With this understanding, we can pray to God to allow his will for our lives come to pass. By reminding him of the promises he makes to us in His word and the fact that he cannot lie. That way, we challenge him to grant us our heart desires. Promise rings are beautiful symbols of love and many find them attractive. But the invisible seal of constant prayer on a single woman with bare fingers is better than a symbolic promise that can be broken.
When the fingers of a single woman in a relationship remain bare, her man knows that she attracts others who may be quicker in fulfilling their promises without symbols of delay. He makes himself ready to quickly lay claim to the woman he loves. The woman who constantly prays to God to fulfill his desire for her life has nothing to prove to the world. God makes sure to prove to the world around her that he is a God who does not lie.

Article Source: http://EzineArticles.com/9079613

Why Indians Set a High Esteem on a Girl's Virginity?

From time immemorial, a girl's virginity has been her prized and proud possession, particularly in a country like India. All through history, one can read about societies over the world setting a high esteem on a girl's virginity. Yet, times are changing and for an expanding number of young fellows and ladies in the contemporary Indian society, sex is no more a sort of forbidden fruit that it used to be in the past. What's more, in the charging era, pre-conjugal sex Indian society is an unequivocal reality of modern times.
Frankly speaking, in India nowadays, couples who are seeing someone have no apprehensions about getting sexually cozy with one another despite the fact that there may be no assurance that the relationship will finish into marriage. When it goes to the issue of marriage, particularly on account of orchestrated relational unions, a lady with a sexually dynamic history still raises eyebrows and sets tongues wagging. Then, what is the major ordeal about virginity and how does this sort of a mindset hamper the lives of various girls and ladies in Indian society?
The fact of the matter in the medical language is that the vicinity of the hymen which breaks is not beyond any doubt a sure shot indication of virginity. A few ladies are conceived without it, there are those for whom it is elastic to the point that it never breaks; while for some, it is fragile to the point that a marginally extraordinary action may have burst it without their acknowledgment about it. It is just impractical to ideate whether a young lady is a virgin or not by simply looking at her with the exception that she's been through a pregnancy or she confesses to having sex.
For a few men, nonetheless, particularly those brought up in exceptionally customary families or antiquated joint families in India; it's the relatives who have a tendency to impact their choices.
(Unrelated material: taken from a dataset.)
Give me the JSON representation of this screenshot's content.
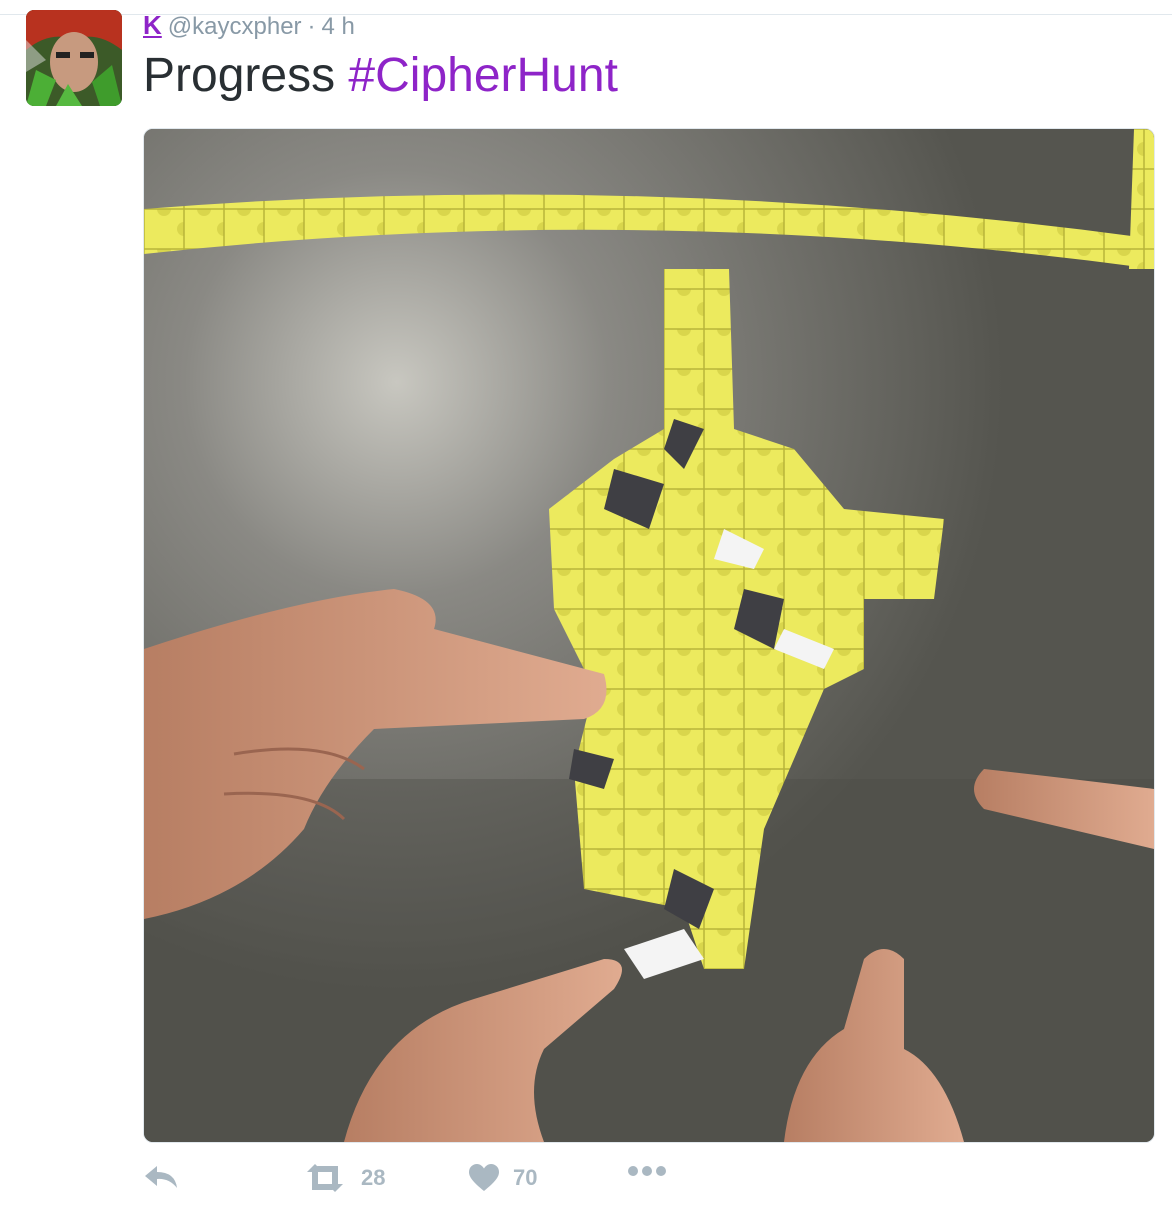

On the other hand, a vast majority of people living in urban areas in India don't anticipate that their accomplices will be virgins any longer on the grounds that India has experienced an emotional change in the previous 10 years.
India is no more the shut society it used to be in the past. The cutting edge youthful Indian lady is now working, independent and settles on her own decisions in life. It's a change the Indian man has needed to adjust to. In any case, we can't overlook that there is gigantic weight on young ladies from littler urban areas and more moderate families and virginity does still play a central role regarding the matter of their marriage and life after marriage.